There are a number of optional extras you can include with your motorhome insurance so it’s best to talk with your broker about what is included or excluded. There is a fine line between over- and under-insuring your motorhome and finding that balance is the key. Conduct a motorhome insurance comparison and don’t always go for the first quote you receive.

What do you need to know about travelling in a motorhome?

The draw of the open road and the freedom it affords is the most attractive prospect for many people who are sick of the daily grind. Discovering new places and waking up to different scenery every day can be soul-enhancing. However, you need to be mindful that your life in a motorhome will never be the same as the one you led in bricks and mortar.

The most important element to think about is that you will downsizing almost every aspect of your life. You will need to learn to live with the bare minimum. For a lot of people, this is a positive thing as it means letting go of things you don’t really need in favour of a less-is-more approach to life.

However, there are some downsides which you really do need to think about before you up sticks and start anew. You will not have a fixed abode and therefore will not have a postal address, which can be tough when you want to organise banking and paying bills. Similarly, the amenities you become used to in a fixed area, like doctors and dentists, will not be immediately available to you.

Of course, you can get your post delivered to an alternative address, such as the home of friends or family. However, this means you will not be able to vote in local or national elections as you must be registered as living at a fixed address to be eligible. Another potential option is to rent a virtual mailbox; these are services that will scan and email your mail to you so you can check it on the move.


Motorhome on road


How do you know you will enjoy living in a motorhome?
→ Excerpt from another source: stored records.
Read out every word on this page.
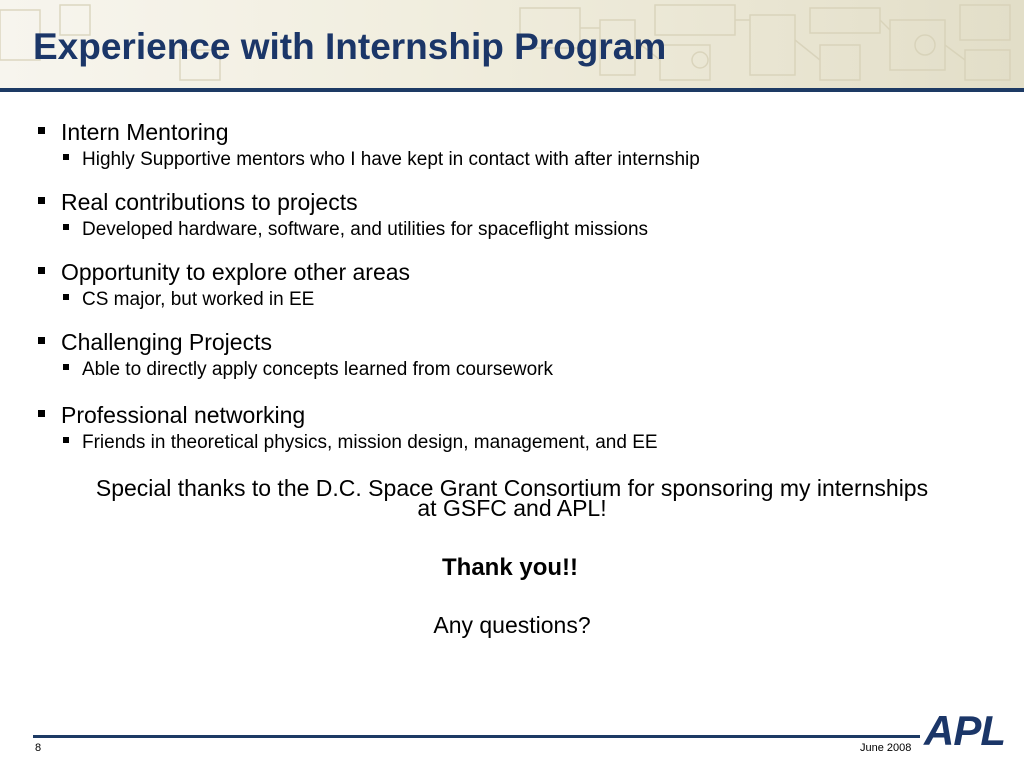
Experience with Internship Program
Intern Mentoring
Highly Supportive mentors who I have kept in contact with after internship
Real contributions to projects
Developed hardware, software, and utilities for spaceflight missions
Opportunity to explore other areas
CS major, but worked in EE
Challenging Projects
Able to directly apply concepts learned from coursework
Professional networking
Friends in theoretical physics, mission design, management, and EE
Special thanks to the D.C. Space Grant Consortium for sponsoring my internships
at GSFC and APL!
Thank you!!
Any questions?
8	June 2008 APL
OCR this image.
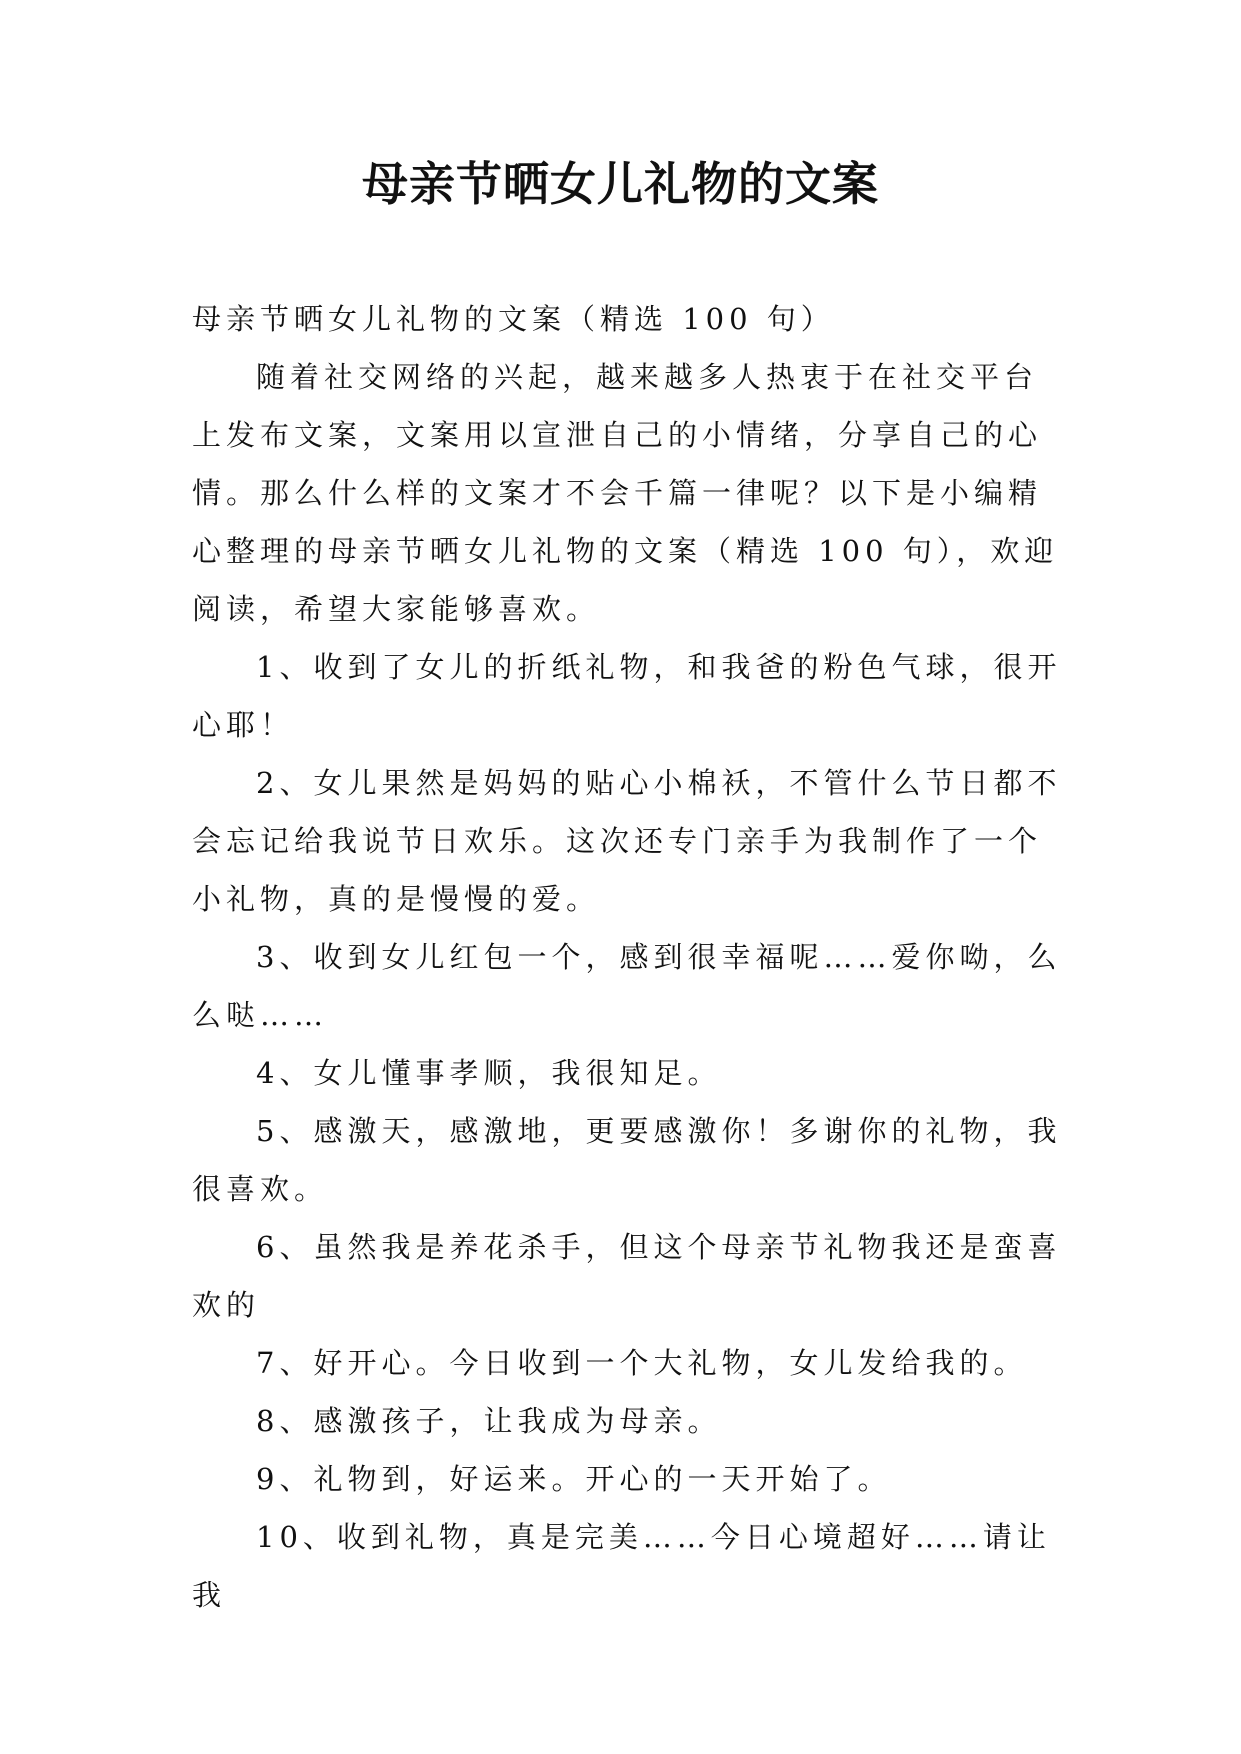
母亲节晒女儿礼物的文案

母亲节晒女儿礼物的文案（精选 100 句）

随着社交网络的兴起，越来越多人热衷于在社交平台上发布文案，文案用以宣泄自己的小情绪，分享自己的心情。那么什么样的文案才不会千篇一律呢？以下是小编精心整理的母亲节晒女儿礼物的文案（精选 100 句），欢迎阅读，希望大家能够喜欢。

1、收到了女儿的折纸礼物，和我爸的粉色气球，很开心耶！

2、女儿果然是妈妈的贴心小棉袄，不管什么节日都不会忘记给我说节日欢乐。这次还专门亲手为我制作了一个小礼物，真的是慢慢的爱。

3、收到女儿红包一个，感到很幸福呢……爱你呦，么么哒……

4、女儿懂事孝顺，我很知足。

5、感激天，感激地，更要感激你！多谢你的礼物，我很喜欢。

6、虽然我是养花杀手，但这个母亲节礼物我还是蛮喜欢的

7、好开心。今日收到一个大礼物，女儿发给我的。

8、感激孩子，让我成为母亲。

9、礼物到，好运来。开心的一天开始了。

10、收到礼物，真是完美……今日心境超好……请让我
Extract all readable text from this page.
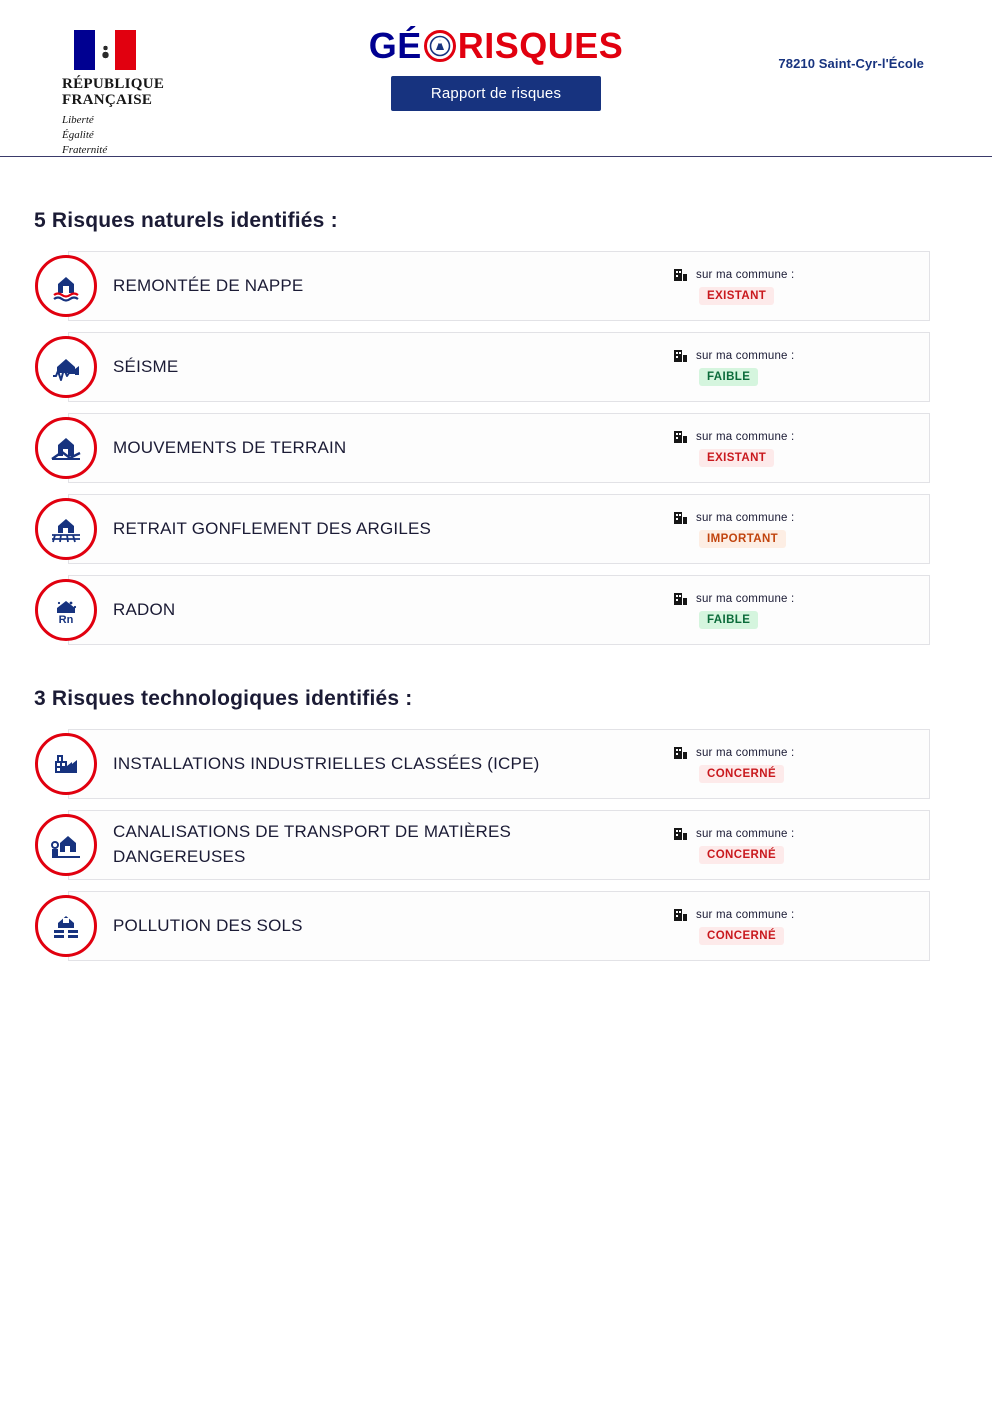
RÉPUBLIQUE
FRANÇAISE
Liberté
Égalité
Fraternité
GÉ RISQUES
Rapport de risques
78210 Saint-Cyr-l'École
5 Risques naturels identifiés :
REMONTÉE DE NAPPE
sur ma commune :
EXISTANT
SÉISME
sur ma commune :
FAIBLE
MOUVEMENTS DE TERRAIN
sur ma commune :
EXISTANT
RETRAIT GONFLEMENT DES ARGILES
sur ma commune :
IMPORTANT
Rn
RADON
sur ma commune :
FAIBLE
3 Risques technologiques identifiés :
INSTALLATIONS INDUSTRIELLES CLASSÉES (ICPE)
sur ma commune :
CONCERNÉ
CANALISATIONS DE TRANSPORT DE MATIÈRES DANGEREUSES
sur ma commune :
CONCERNÉ
POLLUTION DES SOLS
sur ma commune :
CONCERNÉ
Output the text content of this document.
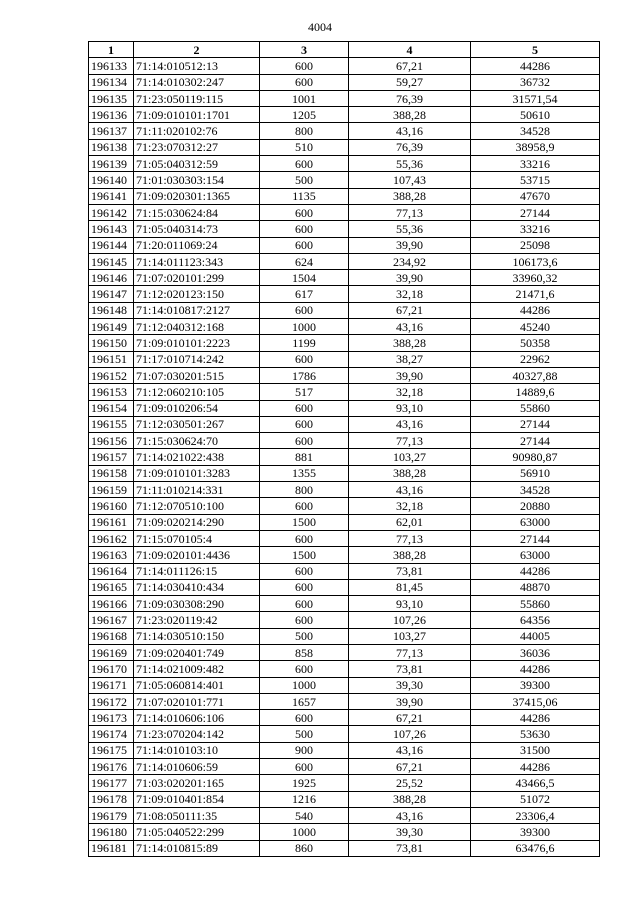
4004
1	2	3	4	5
196133	71:14:010512:13	600	67,21	44286
196134	71:14:010302:247	600	59,27	36732
196135	71:23:050119:115	1001	76,39	31571,54
196136	71:09:010101:1701	1205	388,28	50610
196137	71:11:020102:76	800	43,16	34528
196138	71:23:070312:27	510	76,39	38958,9
196139	71:05:040312:59	600	55,36	33216
196140	71:01:030303:154	500	107,43	53715
196141	71:09:020301:1365	1135	388,28	47670
196142	71:15:030624:84	600	77,13	27144
196143	71:05:040314:73	600	55,36	33216
196144	71:20:011069:24	600	39,90	25098
196145	71:14:011123:343	624	234,92	106173,6
196146	71:07:020101:299	1504	39,90	33960,32
196147	71:12:020123:150	617	32,18	21471,6
196148	71:14:010817:2127	600	67,21	44286
196149	71:12:040312:168	1000	43,16	45240
196150	71:09:010101:2223	1199	388,28	50358
196151	71:17:010714:242	600	38,27	22962
196152	71:07:030201:515	1786	39,90	40327,88
196153	71:12:060210:105	517	32,18	14889,6
196154	71:09:010206:54	600	93,10	55860
196155	71:12:030501:267	600	43,16	27144
196156	71:15:030624:70	600	77,13	27144
196157	71:14:021022:438	881	103,27	90980,87
196158	71:09:010101:3283	1355	388,28	56910
196159	71:11:010214:331	800	43,16	34528
196160	71:12:070510:100	600	32,18	20880
196161	71:09:020214:290	1500	62,01	63000
196162	71:15:070105:4	600	77,13	27144
196163	71:09:020101:4436	1500	388,28	63000
196164	71:14:011126:15	600	73,81	44286
196165	71:14:030410:434	600	81,45	48870
196166	71:09:030308:290	600	93,10	55860
196167	71:23:020119:42	600	107,26	64356
196168	71:14:030510:150	500	103,27	44005
196169	71:09:020401:749	858	77,13	36036
196170	71:14:021009:482	600	73,81	44286
196171	71:05:060814:401	1000	39,30	39300
196172	71:07:020101:771	1657	39,90	37415,06
196173	71:14:010606:106	600	67,21	44286
196174	71:23:070204:142	500	107,26	53630
196175	71:14:010103:10	900	43,16	31500
196176	71:14:010606:59	600	67,21	44286
196177	71:03:020201:165	1925	25,52	43466,5
196178	71:09:010401:854	1216	388,28	51072
196179	71:08:050111:35	540	43,16	23306,4
196180	71:05:040522:299	1000	39,30	39300
196181	71:14:010815:89	860	73,81	63476,6
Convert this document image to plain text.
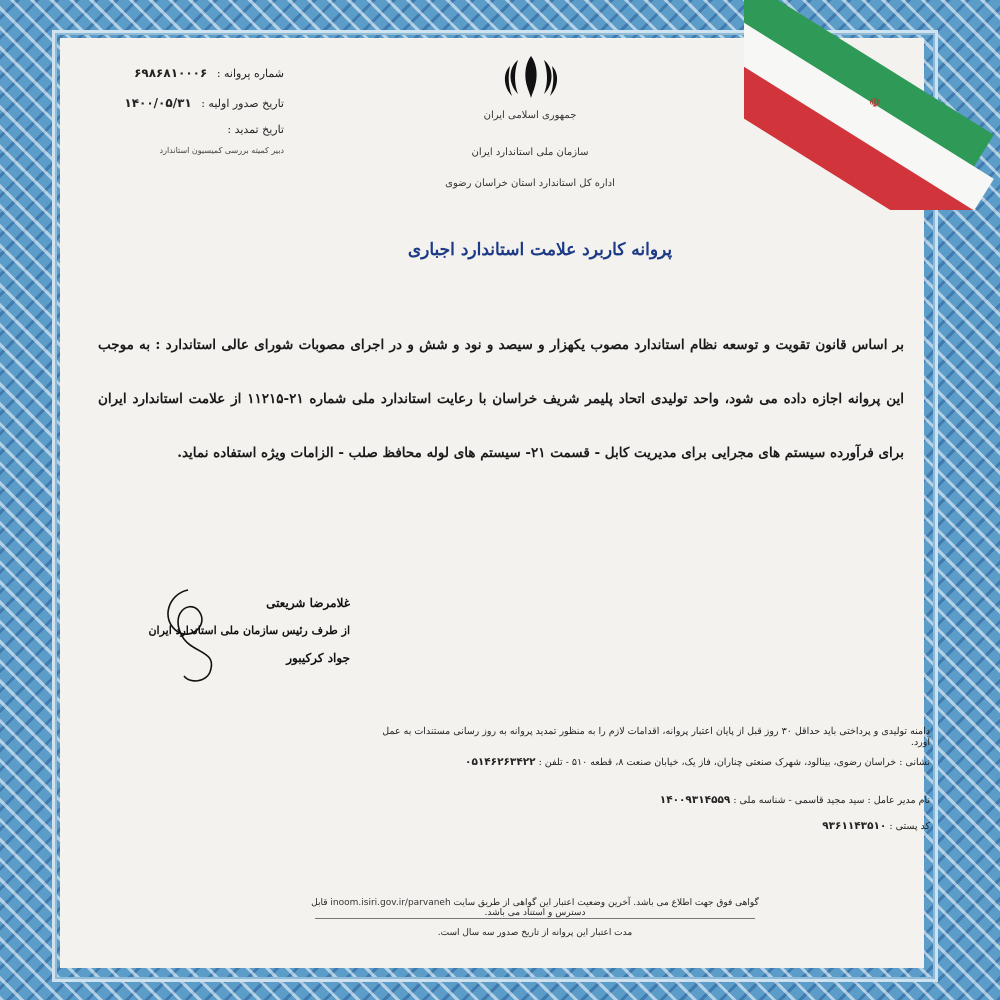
☫
جمهوری اسلامی ایران
سازمان ملی استاندارد ایران
اداره کل استاندارد استان خراسان رضوی
شماره پروانه : ۶۹۸۶۸۱۰۰۰۶
تاریخ صدور اولیه : ۱۴۰۰/۰۵/۳۱
تاریخ تمدید :
دبیر کمیته بررسی کمیسیون استاندارد
پروانه کاربرد علامت استاندارد اجباری
بر اساس قانون تقویت و توسعه نظام استاندارد مصوب یکهزار و سیصد و نود و شش و در اجرای مصوبات شورای عالی استاندارد : به موجب این پروانه اجازه داده می شود، واحد تولیدی اتحاد پلیمر شریف خراسان با رعایت استاندارد ملی شماره ۲۱-۱۱۲۱۵ از علامت استاندارد ایران برای فرآورده سیستم های مجرایی برای مدیریت کابل - قسمت ۲۱- سیستم های لوله محافظ صلب - الزامات ویژه استفاده نماید.
غلامرضا شریعتی
از طرف رئیس سازمان ملی استاندارد ایران
جواد کرکیبور
دامنه تولیدی و پرداختی باید حداقل ۳۰ روز قبل از پایان اعتبار پروانه، اقدامات لازم را به منظور تمدید پروانه به روز رسانی مستندات به عمل آورد.
نشانی : خراسان رضوی، بینالود، شهرک صنعتی چناران، فاز یک، خیابان صنعت ۸، قطعه ۵۱۰ - تلفن : ۰۵۱۴۶۲۶۳۴۲۲
نام مدیر عامل : سید مجید قاسمی - شناسه ملی : ۱۴۰۰۹۳۱۴۵۵۹
کد پستی : ۹۳۶۱۱۴۳۵۱۰
گواهی فوق جهت اطلاع می باشد. آخرین وضعیت اعتبار این گواهی از طریق سایت inoom.isiri.gov.ir/parvaneh قابل دسترس و استناد می باشد.
مدت اعتبار این پروانه از تاریخ صدور سه سال است.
This is a tough question to answer as it is all down to personal preference. Without prior knowledge of travelling in a motorhome, it can be tough to make a decision as to whether you will enjoy it full time. It’s recommended that you rent a motorhome for a while and see if the van life is something you can get on board with.

It is becoming more and more popular for younger generations who struggle to purchase a home and don’t want to give up the freedom of youth. There are hundreds of blogs online that can offer you detailed advice on living life on the road, so do your research. There is so much to be gained from the lifestyle, but it’s not for everyone. However, we live in a connected world where we are closer together than ever, so why not live the dream whilst still being professional and earning a wage? It could be just the change you need in the coming year.